I just don't get it. We knew what they were and honestly, they may have been well defined before then, but in 1974, Congress saw fit to codify defined benefit plans (DB) and defined contribution plans (DC) in ERISA. At the time, there was no Section 401(k) in the Internal Revenue Code.

It was also pretty clear back then. Pension plans were required to offer annuity options. Plans that were not pension plans (mostly profit sharing plans) were not required to offer annuity options. And ERISA said it was good.

In a profit sharing plan, a participant's accrued benefit was his or her account balance, generally. In a pension plan, generally, a participant's accrued benefit was the amount of his or her annuity. And ERISA said it was good.

But, time went by and despite ERISA saying things were good, Congress decided to tinker. And, as a group, Congress has few tools in its bag of tricks that exceed its ability to tinker. It usually works like this. Representative A introduces a bill and she has just enough votes locked up that she can almost get it through the House. And, Representative B comes to her with an idea and says that if you'll just add this one [stupid] provision, I'll vote with you and I can drag C, D, E, F, G, and H along.

That's how the sausage is made in the tinkering factory.

So, once upon a time, we had this round retirement hole (the structure that ERISA gave us) and it was good. It worked pretty well. The evidence of that is that people who spent a good part of their careers under the structure developed in ERISA have generally retired and if they planned at all well, their retirements are not at all bad compared to their working lifetimes.

But, as Congress saw fit to tinker with the rules, it found ways, among others, through bills known as Pension Protection Act[s] to convince employers to get rid of pensions. That's right, Pension Protection Acts killed pensions.
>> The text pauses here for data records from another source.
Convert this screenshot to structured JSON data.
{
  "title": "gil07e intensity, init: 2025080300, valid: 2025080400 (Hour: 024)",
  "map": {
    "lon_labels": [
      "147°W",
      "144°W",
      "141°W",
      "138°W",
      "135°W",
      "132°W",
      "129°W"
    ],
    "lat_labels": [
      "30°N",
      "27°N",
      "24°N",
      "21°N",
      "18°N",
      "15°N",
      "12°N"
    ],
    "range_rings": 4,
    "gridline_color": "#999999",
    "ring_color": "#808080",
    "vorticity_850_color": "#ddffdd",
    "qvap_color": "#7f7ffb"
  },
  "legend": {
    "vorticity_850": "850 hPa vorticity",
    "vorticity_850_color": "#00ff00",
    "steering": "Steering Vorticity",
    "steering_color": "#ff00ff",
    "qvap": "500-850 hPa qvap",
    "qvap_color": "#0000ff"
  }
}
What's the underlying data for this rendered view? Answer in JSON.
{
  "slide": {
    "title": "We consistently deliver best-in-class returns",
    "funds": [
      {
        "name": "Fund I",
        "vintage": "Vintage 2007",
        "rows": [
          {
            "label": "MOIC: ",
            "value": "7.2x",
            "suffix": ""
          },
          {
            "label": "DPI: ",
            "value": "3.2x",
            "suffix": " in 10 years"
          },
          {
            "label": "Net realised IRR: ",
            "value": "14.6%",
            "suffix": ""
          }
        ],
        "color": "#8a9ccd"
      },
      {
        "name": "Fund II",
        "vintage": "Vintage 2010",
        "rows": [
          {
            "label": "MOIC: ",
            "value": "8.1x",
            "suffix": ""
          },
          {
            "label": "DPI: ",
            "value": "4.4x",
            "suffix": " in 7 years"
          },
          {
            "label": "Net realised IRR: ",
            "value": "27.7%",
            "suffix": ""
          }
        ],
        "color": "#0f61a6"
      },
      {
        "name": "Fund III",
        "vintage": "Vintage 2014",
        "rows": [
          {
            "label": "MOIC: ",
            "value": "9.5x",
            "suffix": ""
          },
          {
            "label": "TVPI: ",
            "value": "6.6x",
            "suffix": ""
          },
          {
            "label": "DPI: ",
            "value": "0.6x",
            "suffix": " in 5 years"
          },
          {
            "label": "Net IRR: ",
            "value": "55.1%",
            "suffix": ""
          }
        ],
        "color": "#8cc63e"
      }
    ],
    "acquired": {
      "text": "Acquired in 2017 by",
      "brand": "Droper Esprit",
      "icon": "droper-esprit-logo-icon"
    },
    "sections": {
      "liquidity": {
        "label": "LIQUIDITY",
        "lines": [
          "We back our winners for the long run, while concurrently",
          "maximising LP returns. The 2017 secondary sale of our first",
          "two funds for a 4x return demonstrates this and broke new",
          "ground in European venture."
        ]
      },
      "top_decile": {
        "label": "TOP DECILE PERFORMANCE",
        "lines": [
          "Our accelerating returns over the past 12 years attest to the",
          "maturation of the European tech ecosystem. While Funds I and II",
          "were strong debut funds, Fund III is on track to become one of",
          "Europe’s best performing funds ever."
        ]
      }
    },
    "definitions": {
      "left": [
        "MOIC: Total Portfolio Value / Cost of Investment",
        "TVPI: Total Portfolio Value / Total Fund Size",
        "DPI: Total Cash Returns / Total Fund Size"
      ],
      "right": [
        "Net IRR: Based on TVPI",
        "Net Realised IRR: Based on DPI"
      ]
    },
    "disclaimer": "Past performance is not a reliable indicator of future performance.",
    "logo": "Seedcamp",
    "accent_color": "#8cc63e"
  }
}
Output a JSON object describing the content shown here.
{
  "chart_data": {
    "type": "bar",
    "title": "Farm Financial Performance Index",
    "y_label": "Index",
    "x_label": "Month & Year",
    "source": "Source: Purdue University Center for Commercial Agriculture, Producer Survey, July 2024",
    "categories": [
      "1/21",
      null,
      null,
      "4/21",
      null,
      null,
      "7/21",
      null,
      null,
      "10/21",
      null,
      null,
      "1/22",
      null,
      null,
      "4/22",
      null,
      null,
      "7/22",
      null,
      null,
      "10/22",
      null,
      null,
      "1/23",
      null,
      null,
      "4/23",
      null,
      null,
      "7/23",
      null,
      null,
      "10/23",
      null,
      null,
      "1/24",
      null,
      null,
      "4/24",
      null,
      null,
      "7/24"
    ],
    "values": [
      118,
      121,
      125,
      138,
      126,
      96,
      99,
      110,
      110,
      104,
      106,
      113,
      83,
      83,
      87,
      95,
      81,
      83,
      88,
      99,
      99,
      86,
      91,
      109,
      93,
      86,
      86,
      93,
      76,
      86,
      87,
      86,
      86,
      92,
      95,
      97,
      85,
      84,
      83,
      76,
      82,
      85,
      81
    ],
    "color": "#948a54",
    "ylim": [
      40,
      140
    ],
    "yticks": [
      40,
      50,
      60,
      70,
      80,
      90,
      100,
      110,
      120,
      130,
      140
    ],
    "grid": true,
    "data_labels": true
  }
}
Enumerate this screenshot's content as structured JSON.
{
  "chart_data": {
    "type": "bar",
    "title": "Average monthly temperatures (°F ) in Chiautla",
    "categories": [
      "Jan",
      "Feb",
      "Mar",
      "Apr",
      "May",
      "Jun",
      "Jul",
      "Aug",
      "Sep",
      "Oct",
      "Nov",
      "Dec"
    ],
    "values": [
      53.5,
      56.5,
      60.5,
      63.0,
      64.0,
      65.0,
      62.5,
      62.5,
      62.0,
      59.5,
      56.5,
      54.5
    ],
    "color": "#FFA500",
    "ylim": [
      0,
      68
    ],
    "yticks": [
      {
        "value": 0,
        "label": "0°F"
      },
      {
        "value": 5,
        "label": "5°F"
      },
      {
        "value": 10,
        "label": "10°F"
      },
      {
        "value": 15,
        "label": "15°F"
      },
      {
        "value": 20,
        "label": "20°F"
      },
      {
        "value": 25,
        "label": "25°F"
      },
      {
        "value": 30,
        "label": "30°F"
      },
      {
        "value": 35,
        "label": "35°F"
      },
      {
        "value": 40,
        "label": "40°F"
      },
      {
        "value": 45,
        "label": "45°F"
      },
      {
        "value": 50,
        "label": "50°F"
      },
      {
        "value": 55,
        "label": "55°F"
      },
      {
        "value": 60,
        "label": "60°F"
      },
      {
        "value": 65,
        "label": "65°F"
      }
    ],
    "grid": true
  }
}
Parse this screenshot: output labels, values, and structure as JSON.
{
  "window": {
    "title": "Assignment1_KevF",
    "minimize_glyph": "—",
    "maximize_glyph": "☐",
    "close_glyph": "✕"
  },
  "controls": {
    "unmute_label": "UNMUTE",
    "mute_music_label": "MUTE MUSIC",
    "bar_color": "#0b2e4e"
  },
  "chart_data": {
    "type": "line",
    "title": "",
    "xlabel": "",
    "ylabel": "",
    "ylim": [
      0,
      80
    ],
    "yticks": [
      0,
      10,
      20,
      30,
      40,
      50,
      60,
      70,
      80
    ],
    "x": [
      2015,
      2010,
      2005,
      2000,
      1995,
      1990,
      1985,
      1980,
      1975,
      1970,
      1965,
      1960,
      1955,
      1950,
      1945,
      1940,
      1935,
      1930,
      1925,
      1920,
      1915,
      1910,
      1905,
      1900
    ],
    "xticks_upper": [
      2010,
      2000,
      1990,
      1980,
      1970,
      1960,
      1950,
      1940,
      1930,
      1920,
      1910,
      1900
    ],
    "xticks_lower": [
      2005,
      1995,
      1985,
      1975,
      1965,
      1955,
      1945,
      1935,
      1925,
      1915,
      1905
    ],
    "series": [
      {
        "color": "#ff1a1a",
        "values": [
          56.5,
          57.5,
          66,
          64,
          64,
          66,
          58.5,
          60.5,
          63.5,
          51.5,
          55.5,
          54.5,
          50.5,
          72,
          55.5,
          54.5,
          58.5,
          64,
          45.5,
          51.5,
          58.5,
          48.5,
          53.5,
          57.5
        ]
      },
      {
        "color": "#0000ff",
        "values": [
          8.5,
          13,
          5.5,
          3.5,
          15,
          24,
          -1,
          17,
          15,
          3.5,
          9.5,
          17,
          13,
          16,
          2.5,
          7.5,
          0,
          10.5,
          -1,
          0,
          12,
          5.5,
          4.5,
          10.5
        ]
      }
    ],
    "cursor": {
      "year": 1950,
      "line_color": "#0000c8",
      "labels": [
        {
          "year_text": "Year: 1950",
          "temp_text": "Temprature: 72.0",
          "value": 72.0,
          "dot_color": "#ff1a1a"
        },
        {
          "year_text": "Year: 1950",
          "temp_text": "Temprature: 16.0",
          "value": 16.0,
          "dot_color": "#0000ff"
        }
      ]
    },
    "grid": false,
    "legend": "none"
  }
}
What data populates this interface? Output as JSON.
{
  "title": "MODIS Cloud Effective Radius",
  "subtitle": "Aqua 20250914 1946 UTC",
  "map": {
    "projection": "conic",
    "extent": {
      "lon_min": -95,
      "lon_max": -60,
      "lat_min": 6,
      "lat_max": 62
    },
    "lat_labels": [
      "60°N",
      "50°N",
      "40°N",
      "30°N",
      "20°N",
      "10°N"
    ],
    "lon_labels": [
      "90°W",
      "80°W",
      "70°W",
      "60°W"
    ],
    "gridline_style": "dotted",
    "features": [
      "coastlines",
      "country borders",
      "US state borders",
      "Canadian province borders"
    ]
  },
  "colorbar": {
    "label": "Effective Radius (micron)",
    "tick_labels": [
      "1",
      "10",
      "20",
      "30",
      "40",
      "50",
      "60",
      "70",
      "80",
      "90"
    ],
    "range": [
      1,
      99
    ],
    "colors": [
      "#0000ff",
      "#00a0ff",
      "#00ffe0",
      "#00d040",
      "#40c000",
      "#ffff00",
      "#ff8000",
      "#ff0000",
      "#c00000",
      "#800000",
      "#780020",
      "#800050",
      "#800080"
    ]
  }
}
So, through Pension Protection Acts, workers were suddenly left with nothing but account balances and through improved awareness of health risks and better medical care, they were also left with longer life spans. Those account balances that were perfectly sufficient to get them to the age 75 or so that was their life expectancy at birth had no chance of getting them to their new life expectancy that was closer to 85.

Now what?

The hue and cry was for annuities. And, thus Congress began to tinker again. How could they possibly fit this square account balance peg into the round annuity hole. So, Congress explored ideas for annuities in DC plans.

But, you see that if you offer actuarially equivalent annuities from a DC plan, then you have gains and losses and that would essentially be a DB plan. If you offer insurance company provided annuities (and recall that insurance companies are in business to make money), then you have too small of an annuity.

Oh the ignominy of the square peg.

We had a perfectly good system. It came with perfectly good benefits and for most plans, perfectly good actuarial assumptions and methods.

And Congress broke it. And after all these years, despite taking file and rasp and hammer to the square peg, the round hole remains empty.

Congress, there are smart people who do not sit in your chambers. Give us your objectives and let us find you a solution. We'll make that peg round and Americans will be able to look forward to their golden years again.

ERISA will once again say it is good.